Tierische Begegnung

Achtung: das Tier hat 8 Füße, aber ich lasse die Fotos weg 😉

Wir leben in der klimatisch immer etwas wärmeren Rheinebene. Vor einigen Wochen las ich die ersten Zeitungsartikel, dass sich die giftige Nosferatu-Spinne dank des Klimawandels auch in unserer Gegend immer wohler fühlt. Eine Familie im Nachbarstadtteil hatte es mit ihrer ganzen Spinnenfamilie auch in die örtliche Presse geschafft. Ich las diesen Artikel und meinte zum Mann: “In dem Fall müssten wir leider das Haus anzünden und nach Skandinavien oder besser gleich nach nördlich des Polarkreises auswandern.”

Zwei Tage später machte der Sohn nachts um 4 ein äußerst unscharfes Foto von einer Spinne.
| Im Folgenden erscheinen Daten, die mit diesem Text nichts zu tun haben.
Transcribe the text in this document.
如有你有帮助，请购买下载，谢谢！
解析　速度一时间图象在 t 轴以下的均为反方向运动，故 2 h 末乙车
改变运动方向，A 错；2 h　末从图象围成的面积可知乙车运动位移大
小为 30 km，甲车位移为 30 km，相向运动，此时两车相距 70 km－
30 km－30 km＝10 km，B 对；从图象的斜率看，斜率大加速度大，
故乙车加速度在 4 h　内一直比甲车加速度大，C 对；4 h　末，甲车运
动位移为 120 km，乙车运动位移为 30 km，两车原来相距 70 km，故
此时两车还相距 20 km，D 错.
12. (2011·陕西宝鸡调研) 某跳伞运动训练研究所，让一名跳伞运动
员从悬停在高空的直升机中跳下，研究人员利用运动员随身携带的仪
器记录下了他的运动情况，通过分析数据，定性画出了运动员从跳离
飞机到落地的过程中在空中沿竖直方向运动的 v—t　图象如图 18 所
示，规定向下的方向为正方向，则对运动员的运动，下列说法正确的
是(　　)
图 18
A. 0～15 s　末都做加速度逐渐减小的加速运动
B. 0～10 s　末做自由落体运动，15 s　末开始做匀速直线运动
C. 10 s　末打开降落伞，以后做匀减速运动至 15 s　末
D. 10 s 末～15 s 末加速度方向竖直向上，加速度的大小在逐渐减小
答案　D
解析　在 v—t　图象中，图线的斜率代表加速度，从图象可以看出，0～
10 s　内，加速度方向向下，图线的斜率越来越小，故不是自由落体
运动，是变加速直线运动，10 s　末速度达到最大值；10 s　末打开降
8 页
Trotzdem ließ die erkennbare Rückenzeichnung keine Zweifel. Da war sie. In meiner Küche. Und nein, er hat nicht dran gedacht, statt dessen erstmal lieber ein Glas drüber zu stülpen. Jetzt war alles anzünden tatsächlich nicht wirklich eine Option. Ein paar Wochen verstrichen. Wir fuhren erstmal in den Urlaub…

Gestern am späten Abend ertönten aus dem Badezimmer ein Schrei und dann Wörter, die nicht hierhergehören. Dann kam der Sohn, sagte mir, wo sie sitzt und ich schlich mit eingezogenem Kopf ins Bad. Ich hatte mir immerhin vorher noch mein leeres Weinglas gegriffen. Da saß das Ding an der Wand (und ich hoffe einfach mal schwer, das war die Kollegin aus der Küche). Ich stülpte mein Weinglas drüber und wartete eine Ewigkeit, bis der Sohn etwas Stabiles gefunden hatte, das ich zwischen Glas und Wand schieben konnte. Danach siedelte ich sie noch in ein fest verschließbares Schraubglas um und stellte sie vor mich auf den Schreibtisch.

Da stand sie nun und war sichtlich verzweifelt. Ich saß am PC, nahm ab und zu vorsichtig das Glas in die Hand und betrachtete sie mit angeekelter Faszination, unschlüssig, was ich jetzt mit ihr machen soll. Draufhauen kann ich nicht. Hier leben lassen ist auch keine Option. Man muss wissen, ich habe eigentlich eine ausgewachsene Spinnenphobie. Seitdem ich fotografiere – also seit ungefähr 20 Jahren – bin ich stolz auf jedes gelungene Spinnenfoto, an das ich mich trotzdem rangetraut habe. Es geht immer besser, wenn ich einen gewissen Sicherheitsabstand wahren kann. Ich kann sie inzwischen in Gläsern fangen und nach draußen tragen. Früher hab ich gerne mal ein Buch “draufgelegt”, wenn`s sein muss, auch aus 5 Metern Abstand. Ganz früher hab ich auch den Staubsauger gezückt… Heute bevorzuge ich die Methode mit dem Glas, weil ich so hundertprozentig sicher bin, dass die Spinne weg ist. Und ich gebe das Glas auch nicht aus der Hand. Trotzdem… der Moment, wenn sie im Glas panisch losrennt und nach einem Ausweg sucht, lässt mir nach wie vor das Blut in den Adern gefrieren.

Nachdem sie nun eine Nacht auf meinem Schreibtisch verbracht hat, habe ich mit ihr heute Morgen noch einen Kaffee getrunken, dann hab ich das Glas auf den Beifahrersitz gestellt und bin mit ihr in den Wald gefahren. Dort hab ich sie rausgelassen. Sie kann ja nix für meine Panik.